Uma só gota do seu Sangue, ensina a Igreja, teria sido suficiente para a
Redenção de todo o género humano. São Tomás exprimiu-o no hino
eucarístico Adoro te devote: Pie pellicane, Iesu Domine, me immundum munda
tuo sanguine... “Bom pelicano, Senhor Jesus! / Limpai-me a mim, imundo, com
o vosso Sangue, / com esse Sangue do qual uma só gota / pode salvar do
pecado o mundo inteiro”. O menor ato de amor de Jesus, na sua infância, na
sua vida de trabalho em Nazaré, tinha um valor infinito para obter para todos os
homens – os passados, os presentes e os que haviam de vir – a graça
santificante, a vida eterna e as ajudas necessárias para se chegar a ela9.
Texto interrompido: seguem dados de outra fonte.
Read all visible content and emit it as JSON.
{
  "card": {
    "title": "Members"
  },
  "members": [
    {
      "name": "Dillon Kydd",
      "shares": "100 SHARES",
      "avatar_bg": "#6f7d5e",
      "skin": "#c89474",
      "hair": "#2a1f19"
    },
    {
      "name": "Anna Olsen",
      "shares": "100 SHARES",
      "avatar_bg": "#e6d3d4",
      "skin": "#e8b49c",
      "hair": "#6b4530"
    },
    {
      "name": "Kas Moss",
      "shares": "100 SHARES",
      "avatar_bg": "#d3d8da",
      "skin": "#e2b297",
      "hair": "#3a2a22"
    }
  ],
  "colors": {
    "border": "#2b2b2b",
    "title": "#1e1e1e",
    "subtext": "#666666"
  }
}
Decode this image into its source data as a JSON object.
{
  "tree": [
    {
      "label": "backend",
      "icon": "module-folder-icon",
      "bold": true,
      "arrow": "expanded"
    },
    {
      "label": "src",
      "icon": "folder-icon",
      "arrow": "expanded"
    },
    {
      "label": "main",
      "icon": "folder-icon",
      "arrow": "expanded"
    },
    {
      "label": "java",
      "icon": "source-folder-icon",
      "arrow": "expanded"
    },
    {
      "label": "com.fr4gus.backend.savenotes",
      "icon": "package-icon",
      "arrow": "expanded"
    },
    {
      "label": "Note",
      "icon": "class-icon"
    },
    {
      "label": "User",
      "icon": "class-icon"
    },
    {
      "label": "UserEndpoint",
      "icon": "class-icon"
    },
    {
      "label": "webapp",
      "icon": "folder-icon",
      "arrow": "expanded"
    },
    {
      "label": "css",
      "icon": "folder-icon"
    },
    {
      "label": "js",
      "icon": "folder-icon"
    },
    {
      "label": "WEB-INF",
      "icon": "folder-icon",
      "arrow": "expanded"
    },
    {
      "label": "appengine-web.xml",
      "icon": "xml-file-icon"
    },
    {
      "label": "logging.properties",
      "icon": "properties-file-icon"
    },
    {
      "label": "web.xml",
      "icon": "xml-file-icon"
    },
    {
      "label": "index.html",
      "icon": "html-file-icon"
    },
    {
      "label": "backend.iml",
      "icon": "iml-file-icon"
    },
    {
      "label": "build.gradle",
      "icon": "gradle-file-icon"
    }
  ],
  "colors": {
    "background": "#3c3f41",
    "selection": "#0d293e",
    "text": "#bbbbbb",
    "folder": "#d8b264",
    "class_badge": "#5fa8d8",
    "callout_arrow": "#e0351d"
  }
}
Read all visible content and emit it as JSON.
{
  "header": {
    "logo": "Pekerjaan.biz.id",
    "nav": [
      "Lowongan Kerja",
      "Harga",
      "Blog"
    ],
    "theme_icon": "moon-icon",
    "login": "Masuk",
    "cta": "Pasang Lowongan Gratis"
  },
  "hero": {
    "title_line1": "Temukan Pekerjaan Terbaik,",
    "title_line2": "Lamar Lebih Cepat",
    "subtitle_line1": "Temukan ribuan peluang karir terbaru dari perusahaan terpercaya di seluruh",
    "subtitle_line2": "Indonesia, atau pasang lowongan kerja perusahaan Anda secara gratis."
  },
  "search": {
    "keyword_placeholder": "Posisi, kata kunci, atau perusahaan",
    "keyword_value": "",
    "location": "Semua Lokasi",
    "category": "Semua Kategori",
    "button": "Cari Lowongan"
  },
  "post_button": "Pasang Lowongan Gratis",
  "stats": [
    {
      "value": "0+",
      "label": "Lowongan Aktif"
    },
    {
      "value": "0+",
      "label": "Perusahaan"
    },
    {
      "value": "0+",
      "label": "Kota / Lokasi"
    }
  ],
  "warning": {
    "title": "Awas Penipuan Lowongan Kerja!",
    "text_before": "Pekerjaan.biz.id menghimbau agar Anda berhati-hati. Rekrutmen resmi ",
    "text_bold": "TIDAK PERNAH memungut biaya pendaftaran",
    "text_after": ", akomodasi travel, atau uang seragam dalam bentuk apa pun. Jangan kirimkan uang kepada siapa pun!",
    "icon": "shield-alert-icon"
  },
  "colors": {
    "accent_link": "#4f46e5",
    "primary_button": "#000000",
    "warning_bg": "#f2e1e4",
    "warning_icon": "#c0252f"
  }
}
Ninguém como a Virgem, Mãe de Deus e nossa Mãe, participou com tanta
plenitude dos méritos do seu Filho. Pela sua impecabilidade, os seus méritos
foram maiores – até mais estritamente “meritórios” – que os de todas as
demais criaturas, porque, estando imune das concupiscências e de outros
entraves, a sua liberdade era maior, e a liberdade é o princípio radical do
mérito. Foram meritórios todos os sacrifícios e pesares que teve de enfrentar
por ser a Mãe de Deus: desde a pobreza de Belém e a aflição da fuga para o
Egipto até a espada que atravessou o seu coração ao contemplar os
sofrimentos de Jesus na Cruz. E foram meritórias todas as alegrias e
satisfações que lhe causaram a sua imensa fé e o seu amor que tudo
penetrava, pois o que torna meritória uma acção não é a sua dificuldade, mas o
amor com que é feita. “Não é a dificuldade que há em amar o inimigo o que
conta para o seu valor meritório, mas o modo como se manifesta nela a
perfeição do amor, que triunfa sobre essa dificuldade. Assim, pois, se a
caridade fosse tão completa que suprimisse completamente a dificuldade, seria
então mais meritória”10, ensina São Tomás de Aquino. Assim foi a caridade de
Maria.
(1) Cfr. Mt 10, 42; (2) Lc 6, 27-38; (3) Is 65, 23; (4) 1 Cor 3, 8; (5) 2 Cor 5, 10; cfr. Rom 2, 5-6;
(6) Santo Inácio de Antioquia, Epístola a São Policarpo; (7) Jo 1, 16; (8) São João
Crisóstomo, Homilias sobre o Evangelho de São João, 14, 1; (9) cfr. R. Garrigou-Lagrange, El
Salvador, pág. 365; (10) São Tomás, Questões disputadas sobre a caridade, q. 8, ad. 17; (11)
São Josemaría Escrivá, Forja, n. 251; (12) cfr. R. Garrigou-Lagrange, op. cit., pág. 366; (13) 2
Cor 4, 17; (14) cfr. Lc 6, 20-26; (15) São Josemaría Escrivá, Forja, n. 611.